Hadar bersama dengan dua LSM tersebut berpendapat bahwa Pasal 222 UU Pemilu bertentangan dengan konstitusi, terutama terhadap Pasal 6A ayat (2), juga terhadap Pasal 22E ayat (1), Pasal 22E ayat (2), Pasal 27 ayat (1), Pasal 28D ayat (1), dan Pasal 28D ayat (3) dari Undang-Undang Dasar Negara Republik Indonesia Tahun 1945.
"Dalam UUD 1945 sudah jelas diatur bahwa yang berhak mencalonkan adalah baik secara sendiri-sendiri atau bersama partai politik peserta pemilu dan diajukan sebelum pemilu," kata Hadar.
Namun kemudian pengaturan dalam Pasal 222 UU Pemilu dinilai Hadar justru menimbulkan batasan tambahan yang tidak memungkinkan bagi partai yang tidak atau belum ikut pemilu sebelumnya karena tidak memiliki kursi ataupun suara.
Pengaturan ini kemudian dikatakan Hadar juga bertentangan dengan Pasal 22E ayat (1) UUD 1945 yang menyebutkan bahwa asas penting dalam pemilu yang demokratis adalah langsung, umum, bebas, rahasia, jujur, dan adil yang dilaksanakan lima tahun sekali.

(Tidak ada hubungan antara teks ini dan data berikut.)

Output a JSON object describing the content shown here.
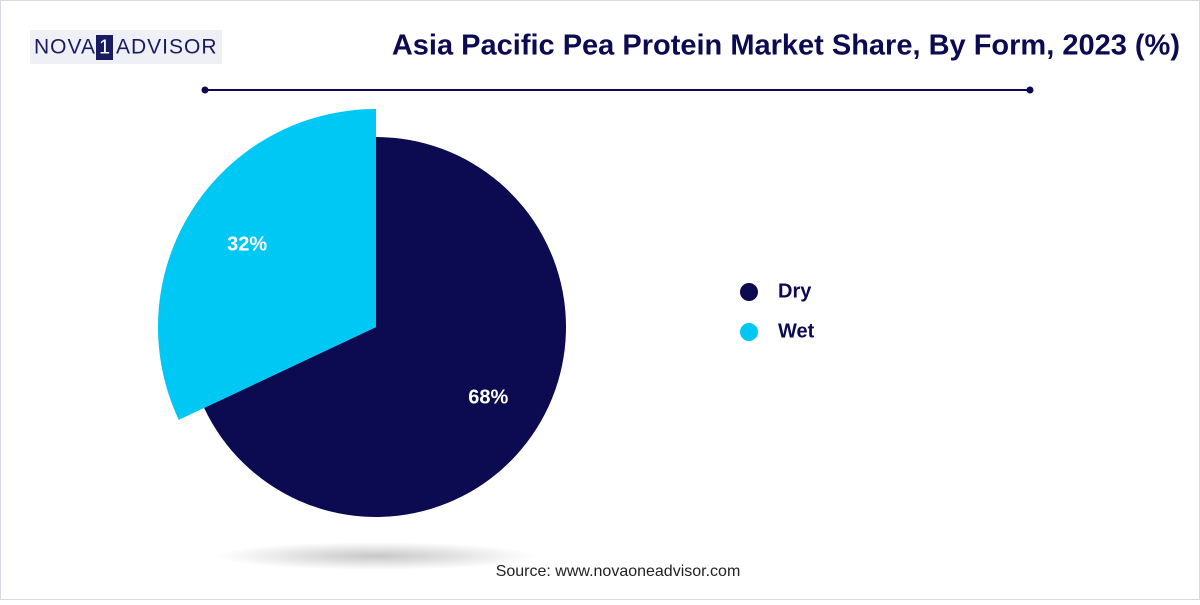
{
  "logo": {
    "left": "NOVA",
    "mark": "1",
    "right": "ADVISOR"
  },
  "chart_data": {
    "type": "pie",
    "title": "Asia Pacific Pea Protein Market Share, By Form, 2023 (%)",
    "categories": [
      "Dry",
      "Wet"
    ],
    "values": [
      68,
      32
    ],
    "value_labels": [
      "68%",
      "32%"
    ],
    "colors": [
      "#0c0a50",
      "#00c8f5"
    ],
    "legend": "right",
    "source": "Source: www.novaoneadvisor.com"
  }
}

"Adil ini adalah asas yang penting, jadi kalau tidak dipenuhi asas keadilan ini maka pemilunya itu tidak berlangsung seperti yang dimaksudkan dalam konstitusi kita," ujarnya.

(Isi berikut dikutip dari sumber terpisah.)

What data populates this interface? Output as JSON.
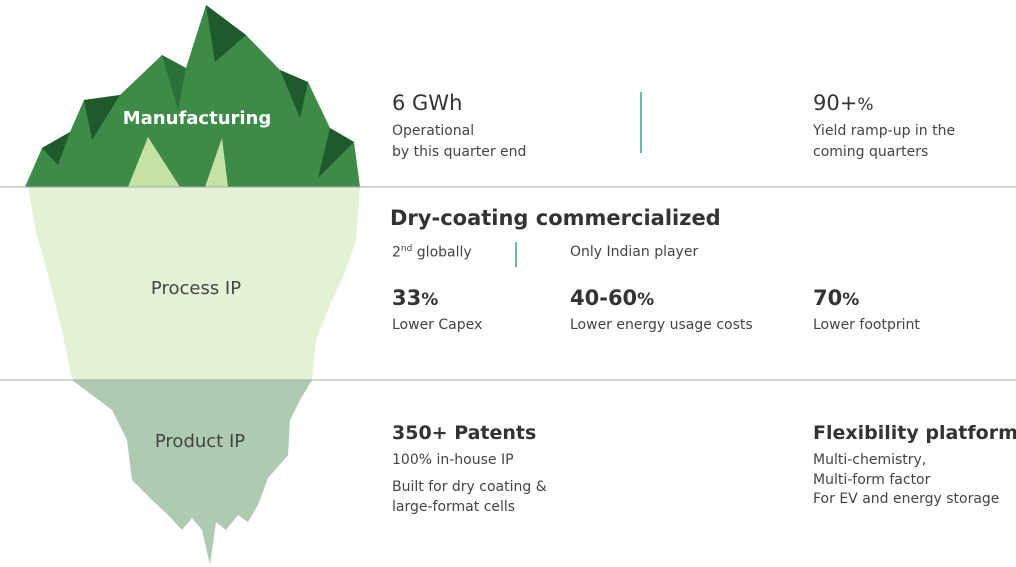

Penerapan ambang batas 20 persen kursi atau 25 persen suara menurut Hadar sangat tidak adil terhadap partai-partai yang baru menjadi peserta di dalam Pemilu Tahun 2019. Sementara itu menurut Hadar, konstitusi Indonesia menjamin setiap warga negara untuk berhak memperoleh kesempatan yang sama di dalam pemerintahan.
"Para pasangan calon presiden yang kemudian berangkat dari parpol yang mengalami ketidakadilan tadi, tentu tidak mendapat kesempatan yang sama untuk bisa ikut dalam pemilu mendatang," jelasnya.